The menu is so large, in fact, that you should probably order some tipples while you deliberate – although the wine and beverage list are nothing to poke a trident at either. To fend off starvation, appetisers like crabmeat sweet corn soup, otak otak (grilled fish pieces in banana leaves) and oysters in a variety of sauces (even deep fried) offer their services. When it’s time to select your mains, the smart money is on traditional Malaysian dishes like whole curried fish and Penang kapitan chicken (made with fresh chilli, herbs and coconut milk). Other signatures include mud crab (fresh from the tanks) braised with chilli sauce and diced steak fillets with wasabi sauce. If these don’t appeal, the menu offers more than a hundred other options – everything from seafood to Chinese and Malaysian meat, poultry, vegetable, noodle and rice dishes. Desserts are a Western and Asian mix, or you can opt for one of the dessert wines, ports, muscats or a cup of coffee or tea instead.”
Agnes GajewskaBest Restaurants Australia
“Gourmet gifts and restaurant experiences are always brilliant options for this year’s rapidly approaching Mother’s Day. To be sure you’re not caught short on Sunday 9th May, 2010 I’d suggest you reserve your table promptly. For me, the day is always a little fraught. Even with spending as much time as I do in restaurants, I am on tenterhooks when it comes to suggesting a restaurant to my Mother! Too often my idea of a great or interesting restaurant is met with a frown. She’s not a fan of austere modern decor; she finds silver service intimidating; and in recent years she has replaced the fiery chillies I recollect from childhood visits to Malaysia with blander, more conservative flavours. What’s a girl to do?

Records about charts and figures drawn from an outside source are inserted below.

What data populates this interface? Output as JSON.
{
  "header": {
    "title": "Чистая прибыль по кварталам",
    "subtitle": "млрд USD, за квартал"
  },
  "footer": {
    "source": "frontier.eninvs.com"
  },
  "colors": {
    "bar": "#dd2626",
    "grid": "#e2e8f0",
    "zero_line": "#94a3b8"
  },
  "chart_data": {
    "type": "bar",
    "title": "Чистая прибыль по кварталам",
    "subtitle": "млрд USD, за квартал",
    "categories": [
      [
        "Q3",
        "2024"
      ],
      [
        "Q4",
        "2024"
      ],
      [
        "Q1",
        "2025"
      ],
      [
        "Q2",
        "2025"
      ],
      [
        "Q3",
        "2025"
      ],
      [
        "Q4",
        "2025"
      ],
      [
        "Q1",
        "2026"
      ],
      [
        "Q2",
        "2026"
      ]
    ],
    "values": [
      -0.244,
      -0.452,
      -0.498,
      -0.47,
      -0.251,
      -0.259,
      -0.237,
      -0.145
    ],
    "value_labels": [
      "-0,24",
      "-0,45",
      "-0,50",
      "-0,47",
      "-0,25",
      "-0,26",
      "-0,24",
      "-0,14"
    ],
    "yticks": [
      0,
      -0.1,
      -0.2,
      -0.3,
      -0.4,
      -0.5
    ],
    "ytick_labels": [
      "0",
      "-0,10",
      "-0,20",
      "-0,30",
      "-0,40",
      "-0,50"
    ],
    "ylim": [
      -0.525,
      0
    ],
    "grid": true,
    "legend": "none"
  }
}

Salt and Pepper Prawns ($31.80) are an absolute highlight at Neptune Palace Restaurant in Circular Quay. They’re experts at both Malay and Chinese dishes and have a cracking wine list that will please even the fussiest drinker – I’d suggest taking a train. Their large menu makes it hard to choose so it’s lucky that on Mother’s Day they are offering a sumptuous Seafood Banquet ($78/head) at a really exceptional price when you consider it contains prawns, lobster with ginger and shallot, salmon and delectable Kelantan scallops. Everyone at the table will get a free glass of bubbly to get the meal off on the right foot.”